No caso da Turquia, o obstáculo é sobretudo geográfico. Tanto para alcançar, como para sair do Mar Negro, os navios precisariam de navegar por águas turcas e ultrapassar o estreito de Bósforo, perto de Istambul. O estreito foi bloqueado em fevereiro por Recep Tayyip Erdogan, Presidente da Turquia, de modo a limitar a passagem de navios russos para o Mar Negro, e, por isso, a aprovação do Presidente turco é também necessária para o sucesso de qualquer escolta naval apoiada pela NATO. Daalder não julga que será difícil assegurar o apoio de Erdogan, já que esta se trata de uma “missão humanitária” e que, agora, o seu país bloqueia o acesso ao Mar Negro apenas aos navios russos e ucranianos.
As propostas da UE
Na última terça-feira, dia 31 de maio, Ursula Von der Leyen adereçou o tópico da insegurança alimentar na conferência de imprensa que se seguiu à reunião extraordinária do Conselho Europeu, que, aliás, foi convocada em parte para encontrar uma solução precisamente para este problema.

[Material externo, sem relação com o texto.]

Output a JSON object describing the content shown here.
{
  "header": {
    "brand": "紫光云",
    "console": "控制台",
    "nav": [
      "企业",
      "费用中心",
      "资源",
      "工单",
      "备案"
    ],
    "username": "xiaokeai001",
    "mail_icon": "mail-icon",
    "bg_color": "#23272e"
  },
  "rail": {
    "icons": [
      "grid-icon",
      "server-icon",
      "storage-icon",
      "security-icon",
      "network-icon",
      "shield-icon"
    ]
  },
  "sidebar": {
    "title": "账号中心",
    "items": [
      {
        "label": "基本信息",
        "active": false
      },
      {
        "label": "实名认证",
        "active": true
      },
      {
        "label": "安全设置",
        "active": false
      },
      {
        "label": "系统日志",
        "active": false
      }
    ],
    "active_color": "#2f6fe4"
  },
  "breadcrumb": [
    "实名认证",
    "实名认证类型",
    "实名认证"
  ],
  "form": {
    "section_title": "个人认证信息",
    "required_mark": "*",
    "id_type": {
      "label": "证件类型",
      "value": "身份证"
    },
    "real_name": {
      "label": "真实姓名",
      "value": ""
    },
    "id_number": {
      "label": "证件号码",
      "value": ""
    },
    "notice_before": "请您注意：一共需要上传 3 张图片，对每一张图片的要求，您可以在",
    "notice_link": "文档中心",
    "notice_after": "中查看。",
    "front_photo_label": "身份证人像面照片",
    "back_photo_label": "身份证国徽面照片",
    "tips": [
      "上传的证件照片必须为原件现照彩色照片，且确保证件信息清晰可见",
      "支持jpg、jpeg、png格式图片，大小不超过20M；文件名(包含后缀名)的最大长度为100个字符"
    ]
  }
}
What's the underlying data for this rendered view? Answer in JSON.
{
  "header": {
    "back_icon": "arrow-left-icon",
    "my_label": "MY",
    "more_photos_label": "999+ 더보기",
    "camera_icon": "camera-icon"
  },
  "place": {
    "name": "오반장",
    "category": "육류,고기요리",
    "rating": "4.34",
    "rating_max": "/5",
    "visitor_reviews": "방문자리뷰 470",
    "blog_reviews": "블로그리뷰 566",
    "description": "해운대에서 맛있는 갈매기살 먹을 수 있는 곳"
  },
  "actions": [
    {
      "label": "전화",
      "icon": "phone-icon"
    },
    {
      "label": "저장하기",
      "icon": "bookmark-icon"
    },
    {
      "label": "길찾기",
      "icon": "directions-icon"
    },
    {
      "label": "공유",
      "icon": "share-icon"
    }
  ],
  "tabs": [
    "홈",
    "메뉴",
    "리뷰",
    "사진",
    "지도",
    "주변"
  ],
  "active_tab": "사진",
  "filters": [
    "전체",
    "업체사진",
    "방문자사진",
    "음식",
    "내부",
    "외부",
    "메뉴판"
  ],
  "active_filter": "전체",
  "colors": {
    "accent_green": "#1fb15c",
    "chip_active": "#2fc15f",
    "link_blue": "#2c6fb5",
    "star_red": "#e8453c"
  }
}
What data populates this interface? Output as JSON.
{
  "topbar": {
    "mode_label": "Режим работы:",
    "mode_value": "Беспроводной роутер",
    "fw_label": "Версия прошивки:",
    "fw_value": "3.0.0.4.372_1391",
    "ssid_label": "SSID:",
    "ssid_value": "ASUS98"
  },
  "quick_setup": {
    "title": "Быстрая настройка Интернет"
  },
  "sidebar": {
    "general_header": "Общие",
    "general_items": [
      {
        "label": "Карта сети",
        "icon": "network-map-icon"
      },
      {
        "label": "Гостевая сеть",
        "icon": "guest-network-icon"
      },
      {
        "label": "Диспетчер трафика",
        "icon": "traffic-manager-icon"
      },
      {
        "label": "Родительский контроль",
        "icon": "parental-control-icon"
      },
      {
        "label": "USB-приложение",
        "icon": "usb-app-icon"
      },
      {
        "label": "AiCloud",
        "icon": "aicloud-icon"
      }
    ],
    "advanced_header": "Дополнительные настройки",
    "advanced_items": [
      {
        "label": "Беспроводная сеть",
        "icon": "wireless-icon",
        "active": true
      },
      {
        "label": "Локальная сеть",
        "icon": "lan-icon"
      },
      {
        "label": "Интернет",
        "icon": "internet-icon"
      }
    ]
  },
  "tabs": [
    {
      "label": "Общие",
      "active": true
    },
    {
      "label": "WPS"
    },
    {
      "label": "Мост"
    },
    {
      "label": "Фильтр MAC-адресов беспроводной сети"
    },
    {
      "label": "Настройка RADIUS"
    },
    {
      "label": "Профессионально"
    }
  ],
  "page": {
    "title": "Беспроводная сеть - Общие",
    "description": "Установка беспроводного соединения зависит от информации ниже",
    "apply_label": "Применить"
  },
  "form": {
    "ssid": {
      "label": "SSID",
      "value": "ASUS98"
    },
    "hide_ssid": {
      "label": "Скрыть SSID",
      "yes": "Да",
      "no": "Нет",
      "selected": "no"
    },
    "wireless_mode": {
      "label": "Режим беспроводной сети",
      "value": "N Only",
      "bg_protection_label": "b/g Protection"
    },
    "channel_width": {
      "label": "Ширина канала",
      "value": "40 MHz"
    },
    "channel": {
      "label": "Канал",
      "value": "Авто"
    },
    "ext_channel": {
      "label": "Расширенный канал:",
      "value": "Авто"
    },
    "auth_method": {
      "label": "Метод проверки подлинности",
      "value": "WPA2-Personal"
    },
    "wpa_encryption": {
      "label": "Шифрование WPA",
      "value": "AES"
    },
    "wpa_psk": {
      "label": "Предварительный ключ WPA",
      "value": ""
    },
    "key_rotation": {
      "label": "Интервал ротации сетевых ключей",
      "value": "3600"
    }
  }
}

Na declaração inicial, a presidente da Comissão Europeia elencou as medidas que a UE está a considerar para resolver a situação. Primeiro, realçou o imperativo de continuar o trabalho já feito no âmbito do programa de “vias de solidariedade” proposto inicialmente a 12 de maio pela Comissão. Nele, a UE propõe-se, essencialmente, a estabelecer um elo de ligação entre os operadores comerciais europeus e os vendedores agrícolas ucranianos, ajudando a suavizar os processos logísticos envolvidos com várias medidas que vão da abertura de novos canais ferroviários ou da mobilização de profissionais relevantes com vista a aumentar a velocidade das inspeções fronteiriças, até à criação de uma plataforma de logística que unirá vários Estados-membros com as empresas exportadoras da Ucrânia.
Segundo, Von der Leyen disse ser importante apoiar as populações mais vulneráveis em termos do acesso aos produtos alimentares, nomeadamente as residentes na África Subsariana. Para apoiar estes cidadãos, a Comissão Europeia prometeu a oferta de 2.5 mil milhões de euros, que irá desembolsar no âmbito do Fundo Europeu de Desenvolvimento. A longo-prazo, a UE pretende ainda aumentar a produção e resiliência alimentar de África e do Médio Oriente através da introdução de “novas tecnologias, agricultura de precisão e nanotecnologias”.
Terceiro, a declaração salientou que os países europeus têm de “intensificar a sua própria produção alimentar” e acrescentou que esta não é a altura ideal para uma guerra comercial. “Neste cenário, apelamos a todos os parceiros para não limitarem o comércio global de produtos agrícolas. Por conseguinte, qualquer tipo de restrições comerciais não pode absolutamente acontecer nos nossos Estados-membros, ou a nível global”.
Finalmente, a líder do executivo europeu, anunciou que vai visitar o Egito a meio de junho e aproveitou para alertar todos os presentes das dificuldades inerentes a todo o processo de combate à insegurança alimentar: “Não é trivial e, naturalmente, vai ser mais oneroso e dispendioso, mas é necessário recuperar este trigo”.